The setting was tranquil, fittingly so for such an occasion
By
Jack Graves

   To the marriage of true minds I admitted an impediment on our 28th anniversary, unaccountably forgetting to give Mary a card, a failure of the heart rendered all the more stark when I saw, in her card, that she’d opened her heart to me.

    The setting was tranquil, fittingly so for such an occasion, mother-of-pearl colors refracting luminously off white clouds while the sun went down behind a lone clammer in the harbor.

    As I continued to stammer, she said she hadn’t wanted to punish me, for God’s sake, with her gift, a pair of royal blue swimming trunks Gubbins would have for me the next day. Royal blue swimming trunks, I thought, for a royal pain in the ass.

    Neither of us got a kick from the margaritas — the first time that’s ever happened to me. I felt leaden.

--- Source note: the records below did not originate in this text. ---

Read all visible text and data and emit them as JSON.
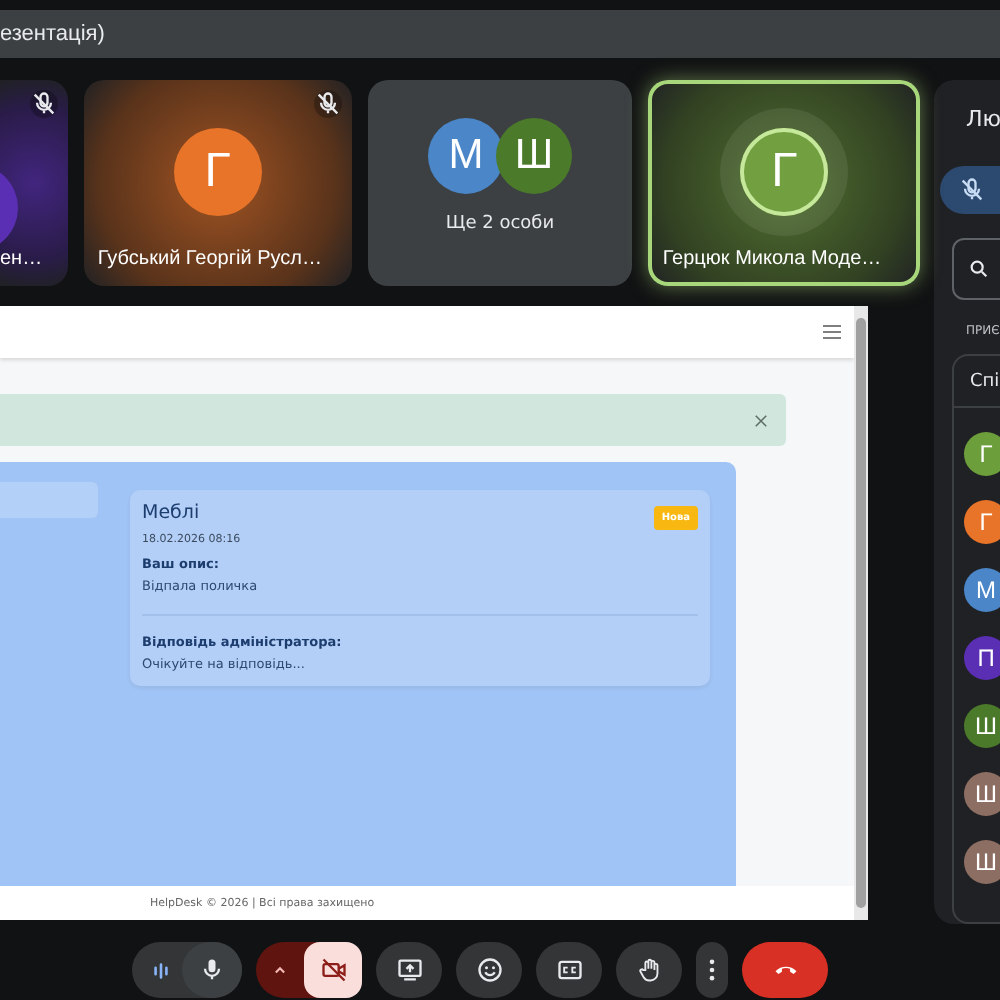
{
  "top_bar": {
    "title": "езентація)"
  },
  "tiles": [
    {
      "kind": "person",
      "name": "ен…",
      "muted": true,
      "color": "#5a2fb4"
    },
    {
      "kind": "person",
      "name": "Губський Георгій Русл…",
      "initial": "Г",
      "muted": true,
      "color": "#e8742a"
    },
    {
      "kind": "group",
      "label": "Ще 2 особи",
      "avatars": [
        {
          "initial": "М",
          "color": "#4a86c8"
        },
        {
          "initial": "Ш",
          "color": "#4b7a2b"
        }
      ]
    },
    {
      "kind": "person",
      "name": "Герцюк Микола Моде…",
      "initial": "Г",
      "muted": false,
      "speaking": true,
      "color": "#72a040"
    }
  ],
  "presentation": {
    "alert": {
      "dismissible": true
    },
    "ticket": {
      "title": "Меблі",
      "date": "18.02.2026 08:16",
      "status": "Нова",
      "description_label": "Ваш опис:",
      "description": "Відпала поличка",
      "reply_label": "Відповідь адміністратора:",
      "reply": "Очікуйте на відповідь..."
    },
    "footer": "HelpDesk © 2026 | Всі права захищено"
  },
  "people_panel": {
    "title": "Лю",
    "mic_muted": true,
    "section": "ПРИЄ",
    "list_title": "Спі",
    "participants": [
      {
        "initial": "Г",
        "color": "#6d9e3c"
      },
      {
        "initial": "Г",
        "color": "#e8742a"
      },
      {
        "initial": "М",
        "color": "#4a86c8"
      },
      {
        "initial": "П",
        "color": "#5a2fb4"
      },
      {
        "initial": "Ш",
        "color": "#4b7a2b"
      },
      {
        "initial": "Ш",
        "color": "#8d6e63"
      },
      {
        "initial": "Ш",
        "color": "#8d6e63"
      }
    ]
  },
  "controls": [
    {
      "kind": "mic",
      "on": true
    },
    {
      "kind": "camera",
      "on": false
    },
    {
      "kind": "present"
    },
    {
      "kind": "emoji"
    },
    {
      "kind": "captions"
    },
    {
      "kind": "hand"
    },
    {
      "kind": "more"
    },
    {
      "kind": "leave"
    }
  ]
}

We ate up, paid the check, and drove home.

    “Are you ever going to speak again?” she asked as we returned later from a walk in the dark with the dogs. Then I sat down with a lined notepad and began to write. The words at first were forced, and I crumpled the page up, and began writing again.

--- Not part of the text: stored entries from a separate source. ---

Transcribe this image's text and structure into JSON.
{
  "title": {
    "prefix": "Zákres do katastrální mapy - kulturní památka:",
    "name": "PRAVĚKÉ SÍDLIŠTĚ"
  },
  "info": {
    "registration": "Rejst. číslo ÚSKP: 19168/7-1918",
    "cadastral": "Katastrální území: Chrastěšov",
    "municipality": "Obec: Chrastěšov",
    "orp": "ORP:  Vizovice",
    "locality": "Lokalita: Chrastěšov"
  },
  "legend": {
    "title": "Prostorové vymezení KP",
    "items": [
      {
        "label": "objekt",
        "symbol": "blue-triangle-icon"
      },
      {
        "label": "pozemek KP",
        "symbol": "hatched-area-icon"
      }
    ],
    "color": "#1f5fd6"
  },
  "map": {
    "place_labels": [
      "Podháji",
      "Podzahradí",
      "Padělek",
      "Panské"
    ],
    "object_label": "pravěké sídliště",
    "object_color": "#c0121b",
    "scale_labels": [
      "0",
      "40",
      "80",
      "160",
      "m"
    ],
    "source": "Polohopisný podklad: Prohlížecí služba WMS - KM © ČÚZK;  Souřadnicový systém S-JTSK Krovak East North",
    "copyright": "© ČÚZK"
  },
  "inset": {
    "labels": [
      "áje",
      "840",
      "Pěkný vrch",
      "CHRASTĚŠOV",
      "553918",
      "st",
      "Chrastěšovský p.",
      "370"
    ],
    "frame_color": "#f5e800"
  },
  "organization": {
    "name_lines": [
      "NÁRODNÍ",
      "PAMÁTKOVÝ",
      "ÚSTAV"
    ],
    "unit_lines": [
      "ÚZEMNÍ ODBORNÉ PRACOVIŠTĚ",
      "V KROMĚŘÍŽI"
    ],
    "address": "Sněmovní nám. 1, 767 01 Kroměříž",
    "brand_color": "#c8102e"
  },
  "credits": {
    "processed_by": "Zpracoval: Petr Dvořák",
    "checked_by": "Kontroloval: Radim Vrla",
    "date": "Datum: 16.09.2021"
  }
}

    And then out of my anguish they began to come. I was “plighting my troth,” as the late Sheppard Frood, who married us in our backyard, said we were to do — as Mary, who was justly dismayed that I had not, had done earlier that evening.

    I remember her asking Justice Frood what the “troth” we were plighting was. It was our truth, he said, an old word for truth. She, being a truth-teller, then said she would plight it.

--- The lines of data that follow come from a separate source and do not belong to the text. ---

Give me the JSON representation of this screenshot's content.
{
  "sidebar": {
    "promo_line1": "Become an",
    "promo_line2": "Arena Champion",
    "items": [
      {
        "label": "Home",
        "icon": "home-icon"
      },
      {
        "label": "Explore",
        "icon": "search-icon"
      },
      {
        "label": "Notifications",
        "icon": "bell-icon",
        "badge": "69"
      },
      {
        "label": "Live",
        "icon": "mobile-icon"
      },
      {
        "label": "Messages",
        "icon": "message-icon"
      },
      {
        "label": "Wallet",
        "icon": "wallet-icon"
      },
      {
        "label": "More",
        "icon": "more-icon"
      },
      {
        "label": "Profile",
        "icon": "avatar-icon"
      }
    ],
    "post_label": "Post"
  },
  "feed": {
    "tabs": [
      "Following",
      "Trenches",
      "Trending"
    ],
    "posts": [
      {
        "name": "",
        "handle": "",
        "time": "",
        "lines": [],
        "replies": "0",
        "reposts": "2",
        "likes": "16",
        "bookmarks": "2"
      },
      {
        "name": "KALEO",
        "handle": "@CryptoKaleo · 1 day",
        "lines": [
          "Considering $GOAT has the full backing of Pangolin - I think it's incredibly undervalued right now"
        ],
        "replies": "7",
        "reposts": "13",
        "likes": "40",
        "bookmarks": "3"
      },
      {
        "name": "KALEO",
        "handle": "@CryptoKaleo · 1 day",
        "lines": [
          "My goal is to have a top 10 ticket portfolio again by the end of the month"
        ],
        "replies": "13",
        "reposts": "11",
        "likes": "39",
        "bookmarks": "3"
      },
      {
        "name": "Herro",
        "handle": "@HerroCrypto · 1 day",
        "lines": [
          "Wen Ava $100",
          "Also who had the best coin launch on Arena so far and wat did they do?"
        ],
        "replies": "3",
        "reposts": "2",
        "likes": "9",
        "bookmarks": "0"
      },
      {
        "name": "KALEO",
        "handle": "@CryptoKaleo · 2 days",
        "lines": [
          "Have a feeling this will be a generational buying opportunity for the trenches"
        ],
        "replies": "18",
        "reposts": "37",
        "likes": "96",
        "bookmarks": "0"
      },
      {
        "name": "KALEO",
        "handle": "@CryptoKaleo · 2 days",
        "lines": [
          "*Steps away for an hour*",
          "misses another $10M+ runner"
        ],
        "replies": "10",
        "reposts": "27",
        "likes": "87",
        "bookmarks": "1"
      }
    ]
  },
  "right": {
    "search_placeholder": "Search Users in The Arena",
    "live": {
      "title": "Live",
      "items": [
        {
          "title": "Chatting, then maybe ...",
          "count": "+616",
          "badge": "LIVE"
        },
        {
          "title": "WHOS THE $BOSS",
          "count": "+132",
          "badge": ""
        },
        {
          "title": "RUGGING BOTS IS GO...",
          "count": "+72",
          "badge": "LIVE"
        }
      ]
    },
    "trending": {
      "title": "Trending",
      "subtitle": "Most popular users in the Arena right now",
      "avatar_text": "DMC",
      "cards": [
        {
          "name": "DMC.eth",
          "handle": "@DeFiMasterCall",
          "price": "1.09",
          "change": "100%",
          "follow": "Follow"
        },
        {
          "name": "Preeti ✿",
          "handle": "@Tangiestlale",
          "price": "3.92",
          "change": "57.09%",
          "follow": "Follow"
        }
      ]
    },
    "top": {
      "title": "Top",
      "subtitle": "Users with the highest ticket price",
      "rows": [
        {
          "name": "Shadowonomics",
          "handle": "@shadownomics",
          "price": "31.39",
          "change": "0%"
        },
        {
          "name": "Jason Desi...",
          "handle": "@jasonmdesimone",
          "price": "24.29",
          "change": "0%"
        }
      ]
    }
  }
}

    I printed out what I’d written in script when I was done, folded it, put it into an envelope, and handed it to her, and went out of the room, awaiting judgment.

    When I returned to the living room she said what I’d written was beautiful and that she would always keep it, though it was strange that I found it easier to write than to speak.

    “Well . . . I wrote what I felt,” I said, happy that I had done so.

    She sometimes says, and rightly, that words are cheap. They are — except when they are true.

    Tonight I’m making the margaritas — with real lime juice.